Daniel M. Berry
Cheriton School of Computer Science
University of Waterloo
Waterloo, ON, Canada
Abstract:
A hairy requirements or software engineering task involving natural language (NL) documents is one that is not inherently difficult for NL understanding humans on a small scale but becomes unmanageable in the large scale. A hairy task demands tool assistance. Because humans need far more help in carrying out a hairy task completely than they do in making the local yes-or-no decisions, a tool for a hairy task should have as close to 100% recall as possible, even at the expense of high imprecision. A tool that falls short of 100% recall may even be useless, because to find the missing information, a human has to do the entire task manually anyway. Any such tool based on NL processing techniques inherently fails to achieve 100% recall, because even the best parsers are no more than 91% correct.
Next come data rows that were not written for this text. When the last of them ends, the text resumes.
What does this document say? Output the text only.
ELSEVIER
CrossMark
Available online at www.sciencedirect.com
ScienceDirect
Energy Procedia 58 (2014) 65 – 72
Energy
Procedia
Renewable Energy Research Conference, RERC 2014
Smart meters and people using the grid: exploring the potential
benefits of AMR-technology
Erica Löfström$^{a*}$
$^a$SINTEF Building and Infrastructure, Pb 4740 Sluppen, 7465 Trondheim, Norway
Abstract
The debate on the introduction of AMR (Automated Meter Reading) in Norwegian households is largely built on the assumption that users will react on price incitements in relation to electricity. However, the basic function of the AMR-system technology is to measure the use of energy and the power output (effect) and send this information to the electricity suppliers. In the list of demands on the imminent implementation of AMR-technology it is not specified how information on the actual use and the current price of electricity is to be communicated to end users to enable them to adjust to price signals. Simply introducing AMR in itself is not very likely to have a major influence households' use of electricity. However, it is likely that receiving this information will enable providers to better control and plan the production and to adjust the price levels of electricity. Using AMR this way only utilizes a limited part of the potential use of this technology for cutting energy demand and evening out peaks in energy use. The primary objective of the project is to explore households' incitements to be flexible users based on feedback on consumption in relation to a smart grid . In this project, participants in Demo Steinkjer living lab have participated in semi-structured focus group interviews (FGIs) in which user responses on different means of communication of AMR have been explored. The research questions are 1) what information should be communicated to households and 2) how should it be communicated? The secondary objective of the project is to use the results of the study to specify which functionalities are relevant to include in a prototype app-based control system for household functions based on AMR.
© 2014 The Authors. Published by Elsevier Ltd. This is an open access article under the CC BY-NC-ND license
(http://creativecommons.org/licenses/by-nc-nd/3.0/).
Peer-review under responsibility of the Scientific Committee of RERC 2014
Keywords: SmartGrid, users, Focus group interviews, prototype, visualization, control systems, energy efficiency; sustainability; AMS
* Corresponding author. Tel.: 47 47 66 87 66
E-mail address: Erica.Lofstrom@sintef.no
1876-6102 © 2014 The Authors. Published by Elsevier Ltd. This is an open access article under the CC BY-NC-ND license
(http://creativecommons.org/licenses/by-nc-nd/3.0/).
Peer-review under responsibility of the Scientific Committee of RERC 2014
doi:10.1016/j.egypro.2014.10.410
Therefore, to achieve 100% recall in a tool for a hairy task, it needs to be based on something other than traditional NLP.
The reality is that a tool's achieving exactly 100% recall, which may be impossible anyway, may not be necessary. It suffices for a human working with the tool on a task to achieve better recall than a human working on the task entirely manually.
This talk describes research whose goal is to discover and test a variety of non-traditional approaches to building tools for hairy tasks to see which, if any, allows a human working with with the tool to achieve better recall than a human working entirely manually. Among the early results is some advice about the correct F-measure to use to evaluate tools for hairy tasks.